I ran across this interesting question written in a preface by Fr. Alexander Schmemann (+1983) about Tradition. Where do you stand on this question?
"The question of tradition stands at the very center and challenges us with essential questions. What is it? Is it the living memory and consciousness of the Church, the essential unbrokenness of the Church's life and identity during her pilgrimage through history? Or is it itself a product, or a sequence of products, of history, in the light of which it is to be reevaluated, judged, or rejected?"
For my Protestant brethren, it seems many prefer the latter definition--and in part, I agree with it myself. Tradition is, in ways, a product of the life of the Church. But Tradition is itself also the very heart of the Church because it is the life of the Holy Spirit in the Church. Another paradox it seems....
If tradition (and thus the Church) is to be judged or rejected (or modified) by us, then in what way should we go about doing that?

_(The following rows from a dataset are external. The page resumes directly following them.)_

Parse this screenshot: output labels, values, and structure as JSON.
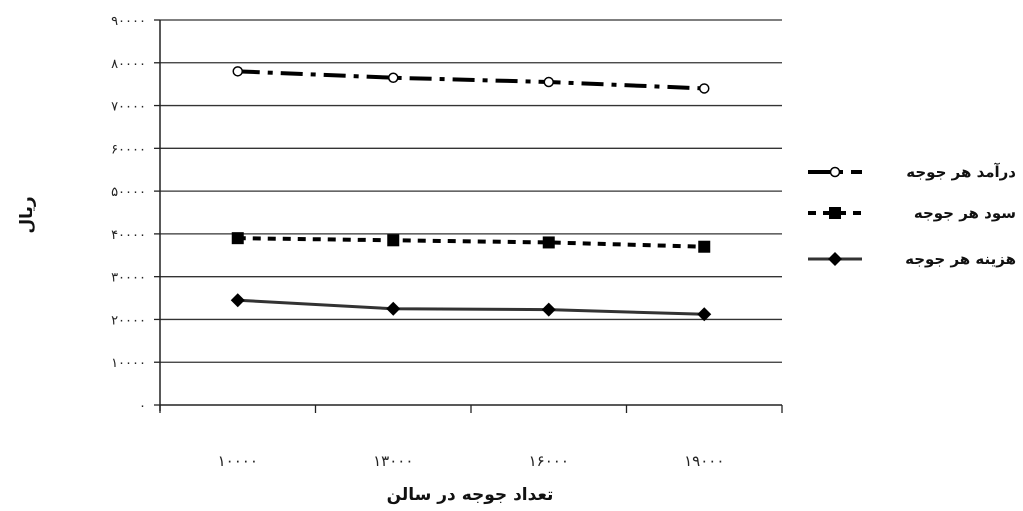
{
  "chart_data": {
    "type": "line",
    "categories": [
      "۱۰۰۰۰",
      "۱۳۰۰۰",
      "۱۶۰۰۰",
      "۱۹۰۰۰"
    ],
    "y_ticks": [
      "۰",
      "۱۰۰۰۰",
      "۲۰۰۰۰",
      "۳۰۰۰۰",
      "۴۰۰۰۰",
      "۵۰۰۰۰",
      "۶۰۰۰۰",
      "۷۰۰۰۰",
      "۸۰۰۰۰",
      "۹۰۰۰۰"
    ],
    "ylim": [
      0,
      90000
    ],
    "xlabel": "تعداد جوجه در سالن",
    "ylabel": "ریال",
    "grid": "horizontal",
    "legend_position": "right",
    "series": [
      {
        "name": "درآمد هر جوجه",
        "values": [
          78000,
          76500,
          75500,
          74000
        ],
        "marker": "circle-open",
        "line": "dash-dot",
        "color": "#000000"
      },
      {
        "name": "سود هر جوجه",
        "values": [
          39000,
          38500,
          38000,
          37000
        ],
        "marker": "square",
        "line": "dashed",
        "color": "#000000"
      },
      {
        "name": "هزینه هر جوجه",
        "values": [
          24500,
          22500,
          22300,
          21200
        ],
        "marker": "diamond",
        "line": "solid",
        "color": "#333333"
      }
    ]
  }
}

How does that square with the admonition found in 2 Thess. 2:15? Can we possibly judge or modify what has been passed down at all without already having acquired the "mind of Christ"? How do we know that the new definitions, creeds, doctrines, practices etc are themselves of God?
One thing that continues to elude many is this: To say that Holy Tradition and the "one, holy, catholic, and apostolic Church" has and contains "the fullness of the faith delivered once to the saints" (June 3) is not hubris! To admit the truth in no way necessitates pride and arrogance! Consider the following statements: "fire burns" or "my car needs gasoline to run" or "human beings need water to live." Submitting to these truths (or "structures"--my Protestant friends seem to love this word!) in no way limits my freedom! If anything it makes me more free, because it makes me better able to live according to reality. To choose unreality and falsehood against truth is the very definition of the word heresy--"choosing" in Greek. The cruelty of heresy is this: it limits and destroys true freedom because it panders to sin and to our fallen human nature by making us think we can choose something other than the Tradition and the Church that has been handed down. However the paradox here is written about so clearly by St. John Chrysostom when he says:
"If we hold the dogma [of Tradition and the Church] and give no thought to our conduct, we shall find this of no use; and also if we give thought to our conduct and neglect the dogma, we shall receive nothing useful to our salvation. If we wish to be delivered from Gehenna and obtain the Kingdom, we must be adorned from both sides; with both true Faith and uprightness of life."
So in a sense, it is neither enough to be a Pharisee, with the fullness of truth; nor is it enough to be a Samaritan, with "good works" and fruit and zeal, but no truth.